Prunus persica is an important source of medicinal materials in traditional Chinese medicine. Physical parts of Prunus persica, like flower, seed, and gum, have been used to cure disease for hundreds of years. Root of Prunus persica is applied to treat jaundice, hematemesis, hemorrhoids, amenorrhea, and tinea in Chinese medicine. In experience-based folk medicine, root of Prunus persica is also included in the prescription to ameliorate esophageal cancer [13]. As far as we know, only one study described the toxicity of root of Prunus persica on liver cancer cell lines SMMC7721 and SK-HEP-1 [13]. However, no detailed mechanism on its antitumor effect was provided. In this study, we presented the evidence that ethanol extract of root of Prunus persica can inhibit the growth of HepG2 cells in vitro by impairing cell cycle and migration. Most importantly, ethanol extract of root of Prunus persica can slow down the in vivo growth of HepG2 cells-derived tumor in nude mice.

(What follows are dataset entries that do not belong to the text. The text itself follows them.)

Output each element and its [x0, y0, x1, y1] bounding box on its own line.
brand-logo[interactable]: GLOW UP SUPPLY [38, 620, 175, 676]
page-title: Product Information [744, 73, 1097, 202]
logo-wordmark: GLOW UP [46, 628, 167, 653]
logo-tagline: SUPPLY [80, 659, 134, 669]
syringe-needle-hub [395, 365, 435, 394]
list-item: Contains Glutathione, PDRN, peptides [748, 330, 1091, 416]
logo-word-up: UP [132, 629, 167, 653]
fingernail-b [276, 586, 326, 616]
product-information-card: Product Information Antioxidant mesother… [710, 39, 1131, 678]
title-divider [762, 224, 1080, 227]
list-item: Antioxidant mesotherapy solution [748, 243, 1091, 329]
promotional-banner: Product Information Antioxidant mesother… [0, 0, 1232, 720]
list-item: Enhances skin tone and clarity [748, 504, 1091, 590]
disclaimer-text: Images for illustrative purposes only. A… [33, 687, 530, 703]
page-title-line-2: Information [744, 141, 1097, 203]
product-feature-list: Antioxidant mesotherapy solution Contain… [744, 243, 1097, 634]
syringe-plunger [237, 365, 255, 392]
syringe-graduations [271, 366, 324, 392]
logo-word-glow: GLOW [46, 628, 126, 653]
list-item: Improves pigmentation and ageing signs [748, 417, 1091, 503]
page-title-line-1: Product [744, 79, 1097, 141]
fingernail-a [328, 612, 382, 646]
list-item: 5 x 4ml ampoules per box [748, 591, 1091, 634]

Uncontrolled cell proliferation, apoptosis, cell cycle, and enhanced cell migration are the key features of tumor cells and also the important therapeutic targets. In line with the previous report in liver cancer cell SMMC7721 and SK-HEP-1, our data indicated that root of Prunus persica extract also induced a dose and time-dependent growth inhibition of HepG2 cells. Furthermore, cell cycle analysis demonstrated a sustained M/G2 phase arrest. However, we found that the apoptosis of HepG2 cells showed little change upon treatment with root of Prunus persica extract at the concentration tested (data not shown). On the other hand, migration of HepG2 cells was significantly impeded by root of Prunus persica extract companioned with decreased expression of extracellular matrix metalloprotease, MMP3 and MMP9. These data implied that root of Prunus persica extract-induced HepG2 growth inhibition may be attributed to cell cycle arrest and migration suppression.

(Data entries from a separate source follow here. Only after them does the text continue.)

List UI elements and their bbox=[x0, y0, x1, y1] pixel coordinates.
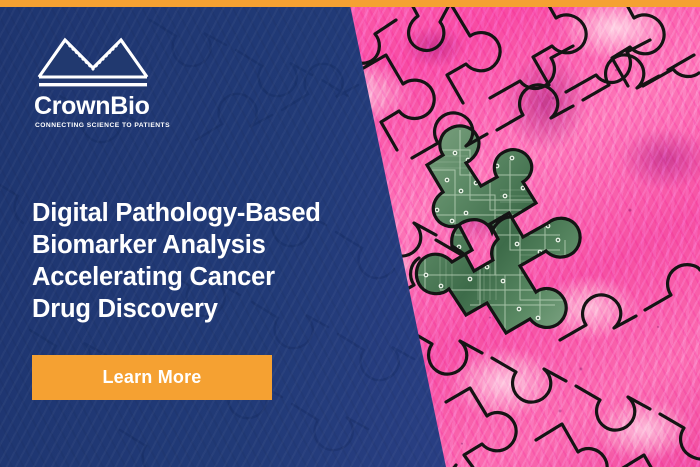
banner-content: CrownBio CONNECTING SCIENCE TO PATIENTS … bbox=[0, 0, 360, 467]
headline-line-1: Digital Pathology-Based bbox=[32, 197, 362, 229]
headline-line-4: Drug Discovery bbox=[32, 293, 362, 325]
page-title: Digital Pathology-Based Biomarker Analys… bbox=[32, 197, 362, 325]
learn-more-button[interactable]: Learn More bbox=[32, 355, 272, 400]
logo-wordmark: CrownBio bbox=[34, 94, 192, 119]
headline-line-2: Biomarker Analysis bbox=[32, 229, 362, 261]
crownbio-crown-logo bbox=[32, 30, 154, 90]
headline-line-3: Accelerating Cancer bbox=[32, 261, 362, 293]
circuit-board-puzzle-piece bbox=[415, 126, 585, 345]
crownbio-logo[interactable]: CrownBio CONNECTING SCIENCE TO PATIENTS bbox=[32, 30, 192, 130]
marketing-banner: CrownBio CONNECTING SCIENCE TO PATIENTS … bbox=[0, 0, 700, 467]
logo-tagline: CONNECTING SCIENCE TO PATIENTS bbox=[35, 123, 192, 130]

Furthermore, it is recently reported that the polyphenolic extract of Prunus persica fruit can inhibit the proliferation of in vitro breast cancer cell and in vivo breast tumor growth and lung metastasis [8, 9, 16]. The Prunus persica fruit and its polyphenolic extract can also execute chemoprotective role against cancer through modulating in vivo xenobiotic metabolizing enzymes [17]. Fukuda et al. reported that Prunus persica seed-derived glycosides showed antitumor activity in vitro and in vivo [7]. Combining these studies with our findings, we may speculate that many physical parts of Prunus persica tree contain antitumor components. However, more studies are needed to confirm this hypothesis.

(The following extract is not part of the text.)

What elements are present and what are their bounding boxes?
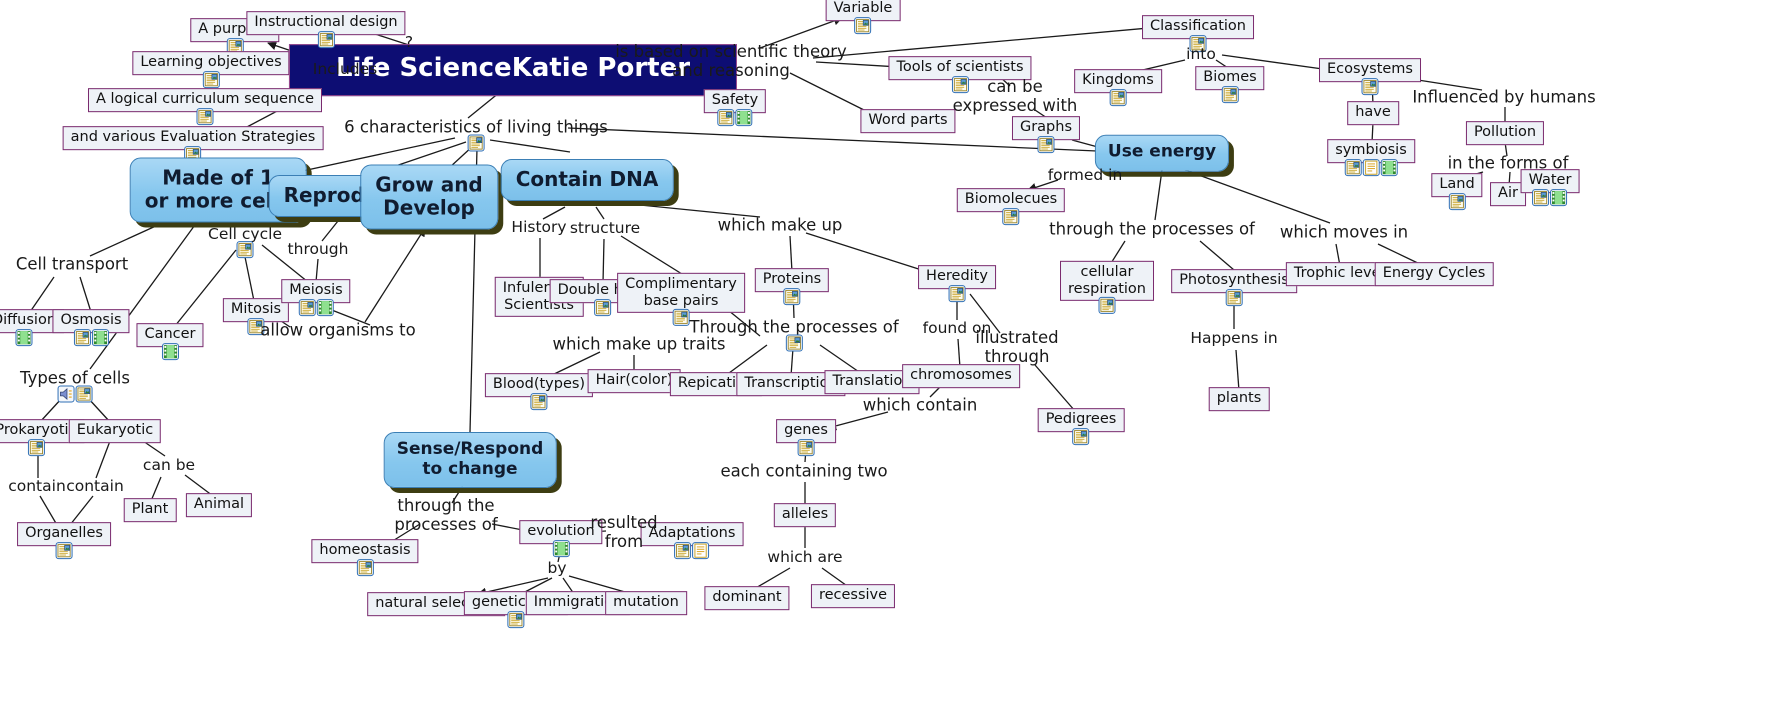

By now, chemotherapeutic palliative treatment is almost the only choice for advanced liver HCC. However, molecular targeting agents, like multitarget kinase inhibitor sorafenib and sunitinib, contribute limited survival benefit to HCC patients [3, 18]. And cytotoxic agents, like cisplatin and doxorubicin, show almost no therapeutic response [3]. Most importantly, both of the molecular targeting agents and cytotoxic agents demonstrate severe side effects [3]. On the contrary, root of Prunus persica is a natural material and used as medical ingredient for hundreds of years in Chinese medicine. The long time clinical application suggests its relative safety. Thus, it should be a good source to explore novel HCC chemotherapy agent. However, strictly controlled study is needed to assess the safe dosage and potential side effects before its translation to clinical application. On the other hand, we should note that the ethanol extract of root of Prunus persica used in this study is a complex mixture may containing several different therapy-effective components and also impurities. This makes deep exploration of the tumor suppression role of root of Prunus persica difficult. Thus, our next work is to isolate and identify these medical active ingredients to further clarify their anti-HCC mechanism.

5. Conclusion

Ethanol extract of root of Prunus persica can inhibit in vitro HepG2 cells growth by inducing cell cycle arrest and migration suppression and in vivo tumor growth, suggesting potential application for novel anti-HCC drug development.